Having Trouble Using A Ternary Statement

I'm making a binary tree and this is my insert function; it works perfectly:

if(newData < data){
    if(left) left->insert(newData);
    else left = new Node(newData);
}else{
    if(right) right->insert(newData);
    else right = new Node(newData);
}

I wanted to transform this into this:

if(newData < data)
    left ? left->insert(newData) : left = new Node(newData);
else
    right = right ? right : new Node(newData);

However, I'm getting this error: Left operand to ? is void, but right operand is of type 'Node *'

I understand this is because there's something to do with having the ternary statement be the same on both sides, but I was wondering if anyone knew a possible solution for this short of just using an if/else statement so I can learn the limitations behind the code.

Thanks!

Upvotes: 0

Views: 134

Answers (3)

Robert Andrzejuk
Robert Andrzejuk

Reputation: 5222

The ternary operator is an expression.

It is not an if else statement.

It returns a result - at runtime, so its type has to be determined during compilation.

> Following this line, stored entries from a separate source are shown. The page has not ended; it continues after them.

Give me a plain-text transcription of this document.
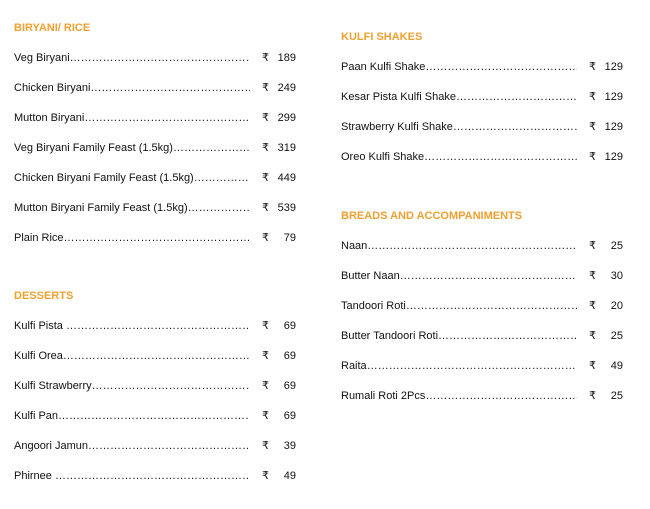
BIRYANI/ RICE
Veg Biryani ……………………………………………………………………………………	₹ 189
Chicken Biryani ……………………………………………………………………………………	₹ 249
Mutton Biryani ……………………………………………………………………………………	₹ 299
Veg Biryani Family Feast (1.5kg) ……………………………………………………………………………………	₹ 319
Chicken Biryani Family Feast (1.5kg) ……………………………………………………………………………………	₹ 449
Mutton Biryani Family Feast (1.5kg) ……………………………………………………………………………………	₹ 539
Plain Rice ……………………………………………………………………………………	₹	79
DESSERTS
Kulfi Pista ……………………………………………………………………………………	₹	69
Kulfi Orea ……………………………………………………………………………………	₹	69
Kulfi Strawberry ……………………………………………………………………………………	₹	69
Kulfi Pan ……………………………………………………………………………………	₹	69
Angoori Jamun ……………………………………………………………………………………	₹	39
Phirnee ……………………………………………………………………………………	₹	49
KULFI SHAKES
Paan Kulfi Shake ……………………………………………………………………………………	₹ 129
Kesar Pista Kulfi Shake ……………………………………………………………………………………	₹ 129
Strawberry Kulfi Shake ……………………………………………………………………………………	₹ 129
Oreo Kulfi Shake ……………………………………………………………………………………	₹ 129
BREADS AND ACCOMPANIMENTS
Naan ……………………………………………………………………………………	₹	25
Butter Naan ……………………………………………………………………………………	₹	30
Tandoori Roti ……………………………………………………………………………………	₹	20
Butter Tandoori Roti ……………………………………………………………………………………	₹	25
Raita ……………………………………………………………………………………	₹	49
Rumali Roti 2Pcs ……………………………………………………………………………………	₹	25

It can only be one type at a time, so in effect both branches have to return a result of the same type

In your branches, the types of the expressions are different. This is the reason of the error.

Upvotes: 1

Brandon Hohn
Brandon Hohn

Reputation: 1

Thanks to everyone that helped so incredibly quickly! To all of you who mentioned the readability of the new code as opposed to the original, I totally understand that I should keep it as it is in the beginning. Thanks to everyone posting about the nature of the statement!

For anyone ends up wondering what the solution was, for fun, Eljay nailed it:

((newData < data) ? left : right) =
      (newData < data) ? (left ? (( void )left->insert(newData), left)
                               : new Node(newData))
                       : (right ? (( void )right->insert(newData), right)
                                : new Node(newData));

Thank you all so much! I'm extremely impressed by how awesome the StackOverflow community is!

Upvotes: 0

jf_
jf_

Reputation: 3479

The ternary operator ? is not just a shorthand for if, but requires three expressions: condition ? exprIfTrue : exprIfFalse

If the condition evaluates to true, the whole constuct evaluates to exprIfTrue, if false to exprIfFalse. In contrast to if it can be used in an assignment, hence the two expressions have to have a type that conforms to the variable the result is assigned to. ? can better be compared to the if in functional languages.